Mela believed that the southern lands of our planet were inaccessible to the northerners since they were separated from the temperate latitudes by an arid territory of unbearable heat.
Like many predecessors, he considered the Caspian Sea to be the gulf of the Northern Ocean. And this is not surprising because in 43 when Pomponius Mela created his work, most of our planet was not studied.
Another exciting find is a mosaic map discovered in Madaba (Jordan) during archaeological excavations of the early Christian church of St. George, which represents ancient Jerusalem. The panel was made around the 6th century. It depicts churches and other structures.
They are shown so realistically that modern scientists could identify them – for example, the Church of the Holy Sepulcher located in the center is visible. According to scientists, this is the oldest map of the Holy Land.
Ptolemy’s map as a reference point for posterity
The great scientist did excellent work from Alexandria Claudius Ptolemy. In about AD 150, he drew up a map of the world, to which about 30 more separate, more detailed maps were attached. The entire treatise was called The Guide to Geography.
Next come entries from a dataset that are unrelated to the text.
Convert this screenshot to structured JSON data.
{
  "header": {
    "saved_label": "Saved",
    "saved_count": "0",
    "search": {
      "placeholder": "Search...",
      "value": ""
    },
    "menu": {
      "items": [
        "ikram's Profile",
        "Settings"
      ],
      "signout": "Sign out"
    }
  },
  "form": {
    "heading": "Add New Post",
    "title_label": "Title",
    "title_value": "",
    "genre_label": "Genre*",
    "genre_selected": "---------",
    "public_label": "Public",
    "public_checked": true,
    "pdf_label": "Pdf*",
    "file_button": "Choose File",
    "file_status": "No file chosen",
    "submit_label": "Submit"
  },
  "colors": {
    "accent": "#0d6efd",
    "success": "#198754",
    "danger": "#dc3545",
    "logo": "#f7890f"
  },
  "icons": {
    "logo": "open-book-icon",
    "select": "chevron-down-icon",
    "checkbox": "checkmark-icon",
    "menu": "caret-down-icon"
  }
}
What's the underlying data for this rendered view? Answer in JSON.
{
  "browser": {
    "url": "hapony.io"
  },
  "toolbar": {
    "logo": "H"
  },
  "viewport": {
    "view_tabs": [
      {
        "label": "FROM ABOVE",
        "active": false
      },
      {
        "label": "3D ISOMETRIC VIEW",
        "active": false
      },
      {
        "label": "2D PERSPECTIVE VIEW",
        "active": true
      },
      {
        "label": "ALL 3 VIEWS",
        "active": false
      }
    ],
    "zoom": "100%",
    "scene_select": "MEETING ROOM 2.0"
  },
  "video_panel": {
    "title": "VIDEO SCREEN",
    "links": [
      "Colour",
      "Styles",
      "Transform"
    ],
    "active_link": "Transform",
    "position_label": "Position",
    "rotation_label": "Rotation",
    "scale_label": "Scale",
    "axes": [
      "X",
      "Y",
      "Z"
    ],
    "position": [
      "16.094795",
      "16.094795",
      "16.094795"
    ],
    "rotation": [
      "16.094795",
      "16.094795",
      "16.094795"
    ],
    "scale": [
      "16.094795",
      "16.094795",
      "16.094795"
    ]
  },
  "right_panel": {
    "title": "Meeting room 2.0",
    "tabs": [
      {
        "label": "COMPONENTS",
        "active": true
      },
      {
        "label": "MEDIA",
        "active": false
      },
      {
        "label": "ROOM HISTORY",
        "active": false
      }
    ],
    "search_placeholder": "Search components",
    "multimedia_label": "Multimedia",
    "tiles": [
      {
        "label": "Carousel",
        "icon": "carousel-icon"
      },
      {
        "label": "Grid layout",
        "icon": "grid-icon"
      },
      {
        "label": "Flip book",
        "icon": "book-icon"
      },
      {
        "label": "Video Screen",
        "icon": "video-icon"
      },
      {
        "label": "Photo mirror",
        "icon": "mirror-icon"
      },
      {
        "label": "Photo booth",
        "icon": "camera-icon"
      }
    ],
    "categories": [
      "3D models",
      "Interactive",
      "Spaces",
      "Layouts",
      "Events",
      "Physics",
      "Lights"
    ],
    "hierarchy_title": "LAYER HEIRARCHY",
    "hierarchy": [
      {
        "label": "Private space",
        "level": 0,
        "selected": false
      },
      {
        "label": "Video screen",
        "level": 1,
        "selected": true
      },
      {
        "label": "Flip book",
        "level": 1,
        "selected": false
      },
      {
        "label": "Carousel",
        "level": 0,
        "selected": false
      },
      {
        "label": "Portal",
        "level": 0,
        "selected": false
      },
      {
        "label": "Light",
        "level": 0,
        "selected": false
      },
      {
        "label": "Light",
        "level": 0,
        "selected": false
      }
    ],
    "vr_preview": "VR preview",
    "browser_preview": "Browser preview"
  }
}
Ptolemy marked the location of even very remote zones – from Egypt to the Scandinavian lands and from the Atlantic to Indochina. This relic was discovered many centuries later, and for a long time, up to the era of geographical discoveries, it was the main cartographic document for travelers and scientists. Subsequently, it was improved.
Continents such as Asia, Europe, and Africa became more formalized on the revised map, and Jerusalem was indicated as the center of the world instead of Babylon.
Ptolemy’s map is divided into equal parts by parallels and meridians. The Mediterranean and the Middle East are portrayed more or less correctly, but Ptolemy’s knowledge of other lands becomes vaguer as Ptolemy moves further south.
For example, he designates the Indian Ocean as an inland sea, and the unexplored part of the African continent in the south expands and surrounds it, connecting with Asia. There is no idea about Antarctica yet – it is “uncharted land.” Well, Asia, in his opinion, was so huge that it even occupied the territory on which, as it turned out many years later, the Pacific Ocean
Recently, the University of Chicago digitized all ancient maps and published a six-volume work on the history of geography and cartography with explanations. This large-scale project on ancient cartography began in the 1980s and, possibly, it will still be complemented by new archaeological and historical finds.